Como diria um antigo ditador, “a lei, ora a lei!” E não é preciso dar nomes: como na lata de marmelada, a receita é a mesma. Só muda a cor.
Detalhe saboroso
Nos velhos tempos, dizia-se que, para aumentar os lucros, os produtores usavam muito chuchu em vez de marmelo. Hoje, chuchu faz (ou fez) parte da política. Mas tanto faz: os fregueses brigam mesmo é por causa da cor.
E como brigam!
A Toluna, empresa que funde pesquisa, análise das informações e tecnologia para oferecer percepções de tendências a seus clientes, estudou o ambiente eleitoral brasileiro. Concluiu que 40% dos eleitores enfrentaram conflitos familiares por causa da eleição.
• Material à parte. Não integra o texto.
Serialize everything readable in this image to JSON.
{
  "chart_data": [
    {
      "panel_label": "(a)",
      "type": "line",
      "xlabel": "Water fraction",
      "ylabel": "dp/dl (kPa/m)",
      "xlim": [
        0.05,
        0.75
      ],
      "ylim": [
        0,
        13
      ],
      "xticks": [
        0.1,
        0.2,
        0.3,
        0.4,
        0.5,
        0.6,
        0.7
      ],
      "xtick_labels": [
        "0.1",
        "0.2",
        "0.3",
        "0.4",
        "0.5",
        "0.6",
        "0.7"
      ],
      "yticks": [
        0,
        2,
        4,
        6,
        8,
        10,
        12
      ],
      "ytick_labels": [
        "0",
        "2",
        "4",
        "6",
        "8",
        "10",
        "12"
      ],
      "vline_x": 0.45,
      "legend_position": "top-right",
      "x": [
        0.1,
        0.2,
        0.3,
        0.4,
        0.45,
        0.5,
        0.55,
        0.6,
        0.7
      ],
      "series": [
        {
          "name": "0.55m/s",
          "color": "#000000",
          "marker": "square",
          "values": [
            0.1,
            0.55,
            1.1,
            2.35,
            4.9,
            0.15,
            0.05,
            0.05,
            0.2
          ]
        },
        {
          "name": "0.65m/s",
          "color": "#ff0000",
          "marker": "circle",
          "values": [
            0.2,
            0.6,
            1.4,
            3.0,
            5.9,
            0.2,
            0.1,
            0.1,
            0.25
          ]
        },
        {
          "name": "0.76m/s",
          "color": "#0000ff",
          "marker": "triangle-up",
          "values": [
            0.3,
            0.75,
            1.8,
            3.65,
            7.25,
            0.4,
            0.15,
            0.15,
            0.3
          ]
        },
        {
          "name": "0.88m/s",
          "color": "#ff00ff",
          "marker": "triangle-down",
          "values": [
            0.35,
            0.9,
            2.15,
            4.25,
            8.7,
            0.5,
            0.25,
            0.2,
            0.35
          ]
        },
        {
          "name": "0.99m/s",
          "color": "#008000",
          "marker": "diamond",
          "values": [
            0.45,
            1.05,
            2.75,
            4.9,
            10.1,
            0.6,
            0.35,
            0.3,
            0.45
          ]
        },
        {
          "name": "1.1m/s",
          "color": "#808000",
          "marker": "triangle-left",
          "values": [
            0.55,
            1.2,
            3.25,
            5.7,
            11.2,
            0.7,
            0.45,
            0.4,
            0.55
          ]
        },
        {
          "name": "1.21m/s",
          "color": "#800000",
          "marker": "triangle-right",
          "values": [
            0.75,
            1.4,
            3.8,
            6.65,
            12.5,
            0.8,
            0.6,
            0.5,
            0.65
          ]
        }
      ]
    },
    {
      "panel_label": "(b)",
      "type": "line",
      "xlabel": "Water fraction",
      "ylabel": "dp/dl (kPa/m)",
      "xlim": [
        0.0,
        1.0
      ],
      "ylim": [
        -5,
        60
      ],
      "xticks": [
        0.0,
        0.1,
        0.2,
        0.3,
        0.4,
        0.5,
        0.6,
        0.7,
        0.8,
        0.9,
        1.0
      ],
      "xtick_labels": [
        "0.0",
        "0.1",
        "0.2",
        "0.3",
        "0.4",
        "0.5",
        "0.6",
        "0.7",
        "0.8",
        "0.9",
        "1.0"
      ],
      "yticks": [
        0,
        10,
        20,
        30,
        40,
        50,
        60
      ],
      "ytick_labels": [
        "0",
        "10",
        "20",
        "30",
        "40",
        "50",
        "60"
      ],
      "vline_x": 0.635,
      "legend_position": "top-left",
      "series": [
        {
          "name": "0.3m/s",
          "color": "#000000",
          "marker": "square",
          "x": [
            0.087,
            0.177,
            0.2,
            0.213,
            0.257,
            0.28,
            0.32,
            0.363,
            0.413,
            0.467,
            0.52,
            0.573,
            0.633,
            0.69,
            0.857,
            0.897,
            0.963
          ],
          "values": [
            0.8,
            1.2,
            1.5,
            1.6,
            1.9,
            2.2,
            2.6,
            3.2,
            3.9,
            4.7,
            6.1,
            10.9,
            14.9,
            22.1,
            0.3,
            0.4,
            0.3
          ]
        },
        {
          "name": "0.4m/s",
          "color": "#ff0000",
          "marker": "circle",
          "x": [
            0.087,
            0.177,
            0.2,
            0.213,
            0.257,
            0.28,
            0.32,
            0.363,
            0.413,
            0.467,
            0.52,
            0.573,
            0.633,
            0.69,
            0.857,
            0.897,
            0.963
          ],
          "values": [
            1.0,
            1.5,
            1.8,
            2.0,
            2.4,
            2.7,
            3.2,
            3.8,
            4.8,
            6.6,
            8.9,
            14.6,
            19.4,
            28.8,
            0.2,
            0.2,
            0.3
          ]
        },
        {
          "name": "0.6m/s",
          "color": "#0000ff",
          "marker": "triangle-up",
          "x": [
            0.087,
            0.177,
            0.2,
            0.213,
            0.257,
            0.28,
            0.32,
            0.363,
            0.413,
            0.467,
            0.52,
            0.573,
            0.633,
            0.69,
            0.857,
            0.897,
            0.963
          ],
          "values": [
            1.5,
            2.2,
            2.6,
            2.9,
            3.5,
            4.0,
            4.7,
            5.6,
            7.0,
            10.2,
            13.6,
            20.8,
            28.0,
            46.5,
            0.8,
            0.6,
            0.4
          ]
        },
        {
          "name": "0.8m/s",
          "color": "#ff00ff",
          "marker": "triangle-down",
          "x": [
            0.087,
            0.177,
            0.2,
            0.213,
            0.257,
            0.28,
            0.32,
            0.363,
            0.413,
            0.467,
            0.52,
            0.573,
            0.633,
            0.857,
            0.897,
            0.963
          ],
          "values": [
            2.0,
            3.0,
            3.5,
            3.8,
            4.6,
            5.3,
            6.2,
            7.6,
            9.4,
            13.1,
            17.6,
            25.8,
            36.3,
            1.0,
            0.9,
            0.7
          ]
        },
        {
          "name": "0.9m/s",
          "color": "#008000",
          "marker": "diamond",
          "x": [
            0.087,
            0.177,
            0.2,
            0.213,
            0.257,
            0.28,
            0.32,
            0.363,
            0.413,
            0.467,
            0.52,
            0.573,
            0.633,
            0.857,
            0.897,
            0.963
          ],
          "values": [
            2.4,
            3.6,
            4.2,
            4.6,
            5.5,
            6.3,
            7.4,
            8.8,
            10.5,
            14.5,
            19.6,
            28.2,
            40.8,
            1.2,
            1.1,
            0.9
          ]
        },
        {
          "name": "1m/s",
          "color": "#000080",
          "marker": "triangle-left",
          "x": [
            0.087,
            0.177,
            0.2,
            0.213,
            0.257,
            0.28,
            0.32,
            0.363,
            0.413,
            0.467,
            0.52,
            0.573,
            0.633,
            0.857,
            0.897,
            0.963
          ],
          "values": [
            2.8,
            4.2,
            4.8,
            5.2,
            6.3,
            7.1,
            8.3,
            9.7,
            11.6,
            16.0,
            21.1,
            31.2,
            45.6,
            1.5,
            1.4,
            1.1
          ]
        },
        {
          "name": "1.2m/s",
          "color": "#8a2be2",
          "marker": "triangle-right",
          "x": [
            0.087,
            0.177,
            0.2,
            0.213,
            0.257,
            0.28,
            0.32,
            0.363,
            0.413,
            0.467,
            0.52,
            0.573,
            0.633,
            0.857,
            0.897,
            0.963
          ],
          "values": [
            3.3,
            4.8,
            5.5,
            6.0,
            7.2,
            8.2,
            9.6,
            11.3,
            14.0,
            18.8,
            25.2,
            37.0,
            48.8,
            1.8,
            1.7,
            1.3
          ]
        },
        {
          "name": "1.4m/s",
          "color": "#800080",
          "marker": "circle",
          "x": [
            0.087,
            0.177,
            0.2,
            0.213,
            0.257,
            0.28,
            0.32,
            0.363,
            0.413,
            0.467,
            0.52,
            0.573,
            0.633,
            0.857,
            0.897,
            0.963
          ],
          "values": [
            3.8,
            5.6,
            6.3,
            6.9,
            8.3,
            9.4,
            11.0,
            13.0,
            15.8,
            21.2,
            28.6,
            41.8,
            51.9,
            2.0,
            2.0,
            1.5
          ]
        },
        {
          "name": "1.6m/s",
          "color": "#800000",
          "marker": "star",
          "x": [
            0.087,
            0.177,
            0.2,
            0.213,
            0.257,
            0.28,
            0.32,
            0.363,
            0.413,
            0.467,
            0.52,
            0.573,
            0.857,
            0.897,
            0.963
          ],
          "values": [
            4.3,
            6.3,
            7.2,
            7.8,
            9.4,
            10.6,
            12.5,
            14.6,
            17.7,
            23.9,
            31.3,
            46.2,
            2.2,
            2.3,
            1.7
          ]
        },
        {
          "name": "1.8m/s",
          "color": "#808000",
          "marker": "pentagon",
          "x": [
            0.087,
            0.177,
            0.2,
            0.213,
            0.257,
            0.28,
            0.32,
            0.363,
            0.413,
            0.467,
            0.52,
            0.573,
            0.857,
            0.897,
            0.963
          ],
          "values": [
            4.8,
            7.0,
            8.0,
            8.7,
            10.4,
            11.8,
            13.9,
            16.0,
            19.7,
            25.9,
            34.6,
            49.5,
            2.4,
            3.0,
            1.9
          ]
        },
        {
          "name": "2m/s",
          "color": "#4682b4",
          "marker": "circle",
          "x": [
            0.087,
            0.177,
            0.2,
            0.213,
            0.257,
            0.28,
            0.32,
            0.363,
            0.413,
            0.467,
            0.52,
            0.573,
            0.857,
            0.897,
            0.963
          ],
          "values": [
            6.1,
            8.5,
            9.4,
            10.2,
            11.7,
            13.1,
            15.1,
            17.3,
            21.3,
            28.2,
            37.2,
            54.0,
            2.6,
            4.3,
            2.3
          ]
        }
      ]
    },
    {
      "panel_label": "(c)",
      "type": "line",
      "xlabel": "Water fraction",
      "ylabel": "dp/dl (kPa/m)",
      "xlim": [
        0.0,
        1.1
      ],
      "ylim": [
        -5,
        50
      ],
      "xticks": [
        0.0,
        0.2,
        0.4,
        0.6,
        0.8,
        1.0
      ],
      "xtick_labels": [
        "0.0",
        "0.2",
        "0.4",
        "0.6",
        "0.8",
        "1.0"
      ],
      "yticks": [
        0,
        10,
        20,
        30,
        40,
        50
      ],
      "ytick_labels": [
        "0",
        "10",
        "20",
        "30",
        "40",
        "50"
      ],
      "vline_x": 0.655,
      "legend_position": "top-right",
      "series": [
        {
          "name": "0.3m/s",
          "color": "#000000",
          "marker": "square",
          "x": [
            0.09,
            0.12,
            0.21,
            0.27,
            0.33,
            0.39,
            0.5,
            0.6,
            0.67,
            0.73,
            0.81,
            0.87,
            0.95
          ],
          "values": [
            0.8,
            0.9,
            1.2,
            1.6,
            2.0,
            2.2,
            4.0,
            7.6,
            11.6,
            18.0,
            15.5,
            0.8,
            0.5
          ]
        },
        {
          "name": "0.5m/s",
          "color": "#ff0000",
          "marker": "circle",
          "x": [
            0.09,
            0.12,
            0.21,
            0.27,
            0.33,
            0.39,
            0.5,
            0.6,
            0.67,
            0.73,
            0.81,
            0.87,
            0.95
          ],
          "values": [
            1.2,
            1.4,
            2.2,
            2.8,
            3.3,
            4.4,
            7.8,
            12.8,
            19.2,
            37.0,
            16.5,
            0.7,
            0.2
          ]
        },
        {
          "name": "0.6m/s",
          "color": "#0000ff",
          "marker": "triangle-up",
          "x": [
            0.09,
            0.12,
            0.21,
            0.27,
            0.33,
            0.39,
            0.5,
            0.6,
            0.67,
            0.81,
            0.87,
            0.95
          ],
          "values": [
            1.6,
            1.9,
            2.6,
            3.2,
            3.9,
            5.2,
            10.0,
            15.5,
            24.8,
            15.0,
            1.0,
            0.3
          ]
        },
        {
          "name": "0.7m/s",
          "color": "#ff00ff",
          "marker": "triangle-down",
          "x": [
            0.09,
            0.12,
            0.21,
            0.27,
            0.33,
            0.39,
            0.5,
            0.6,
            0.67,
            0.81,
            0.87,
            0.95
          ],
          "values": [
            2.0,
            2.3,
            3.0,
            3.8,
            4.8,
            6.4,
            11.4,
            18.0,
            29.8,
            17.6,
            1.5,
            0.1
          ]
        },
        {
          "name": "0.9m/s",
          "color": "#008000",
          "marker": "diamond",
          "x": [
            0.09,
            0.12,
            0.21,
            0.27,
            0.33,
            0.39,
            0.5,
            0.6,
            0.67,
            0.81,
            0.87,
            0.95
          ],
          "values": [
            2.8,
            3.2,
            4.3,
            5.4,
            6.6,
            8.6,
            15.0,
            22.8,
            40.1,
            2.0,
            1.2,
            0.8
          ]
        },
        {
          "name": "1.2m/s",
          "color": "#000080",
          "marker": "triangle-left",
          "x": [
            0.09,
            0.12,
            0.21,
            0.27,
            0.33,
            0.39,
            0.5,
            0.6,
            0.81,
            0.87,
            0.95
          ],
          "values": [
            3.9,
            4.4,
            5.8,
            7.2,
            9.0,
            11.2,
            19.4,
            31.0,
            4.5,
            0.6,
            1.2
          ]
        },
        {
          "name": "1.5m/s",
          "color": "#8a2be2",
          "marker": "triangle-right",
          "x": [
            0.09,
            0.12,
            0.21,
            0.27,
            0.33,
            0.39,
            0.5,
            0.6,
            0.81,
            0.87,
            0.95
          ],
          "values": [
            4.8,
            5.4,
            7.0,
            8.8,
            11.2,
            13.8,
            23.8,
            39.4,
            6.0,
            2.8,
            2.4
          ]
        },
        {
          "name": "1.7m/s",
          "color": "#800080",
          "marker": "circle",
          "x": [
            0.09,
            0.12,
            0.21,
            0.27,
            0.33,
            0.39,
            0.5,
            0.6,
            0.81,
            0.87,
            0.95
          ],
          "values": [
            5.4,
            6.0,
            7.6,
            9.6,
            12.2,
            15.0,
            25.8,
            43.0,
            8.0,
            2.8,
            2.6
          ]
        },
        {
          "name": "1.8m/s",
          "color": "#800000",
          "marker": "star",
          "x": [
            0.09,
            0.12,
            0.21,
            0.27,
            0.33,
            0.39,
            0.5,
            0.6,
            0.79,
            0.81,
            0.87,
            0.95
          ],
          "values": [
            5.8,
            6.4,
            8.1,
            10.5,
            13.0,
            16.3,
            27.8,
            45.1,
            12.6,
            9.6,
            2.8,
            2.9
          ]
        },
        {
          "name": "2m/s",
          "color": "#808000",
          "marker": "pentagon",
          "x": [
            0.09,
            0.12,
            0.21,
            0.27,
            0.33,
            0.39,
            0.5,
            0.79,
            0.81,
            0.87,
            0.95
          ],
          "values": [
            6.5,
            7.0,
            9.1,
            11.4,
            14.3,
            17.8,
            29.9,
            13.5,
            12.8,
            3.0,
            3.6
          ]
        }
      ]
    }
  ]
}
Pior: 33% dos pesquisados acham de verdade que vale a pena brigar com amigos e parentes por política.
O maior índice de desentendimentos ocorreu entre primos: 35%. Logo em seguida, com tios: 31%. E com os pais, 29%. Ainda bem que quase não houve brigas corporais: em geral, a discussão foi “de leve a moderada”.
O estudo, na íntegra, está em http://tolu.na/l/Fx92Rwm
Apoio, mas restrito
Só agora, poucos dias antes do segundo turno, Marina Silva definiu sua posição: dá “apoio crítico” a Fernando Haddad.
Voto, mas restrito
Comentário do jornalista Mário Marinho, do site Chumbo Gordo, sobre a decisão da candidata da Rede: “Com o apoio de Marina, Haddad vai de 21% nas intenções de voto a 21% nas intenções de voto”
Baixo nível
Quem pensa que a campanha presidencial é de baixo nível ainda não viu até onde mergulhou a luta pelo Governo paulista. Um vídeo largamente espalhado pela Internet mostra alguém parecido com João Doria, candidato do PSDB e líder nas intenções de voto, envolvido numa orgia com cinco mulheres nuas – tudo explícito, tipo pornô. Besteira: Doria nunca foi citado como participante desse tipo de evento. E tem hoje 60 anos, idade em que não é comum tanta disposição para enfrentar cinco mulheres juntas.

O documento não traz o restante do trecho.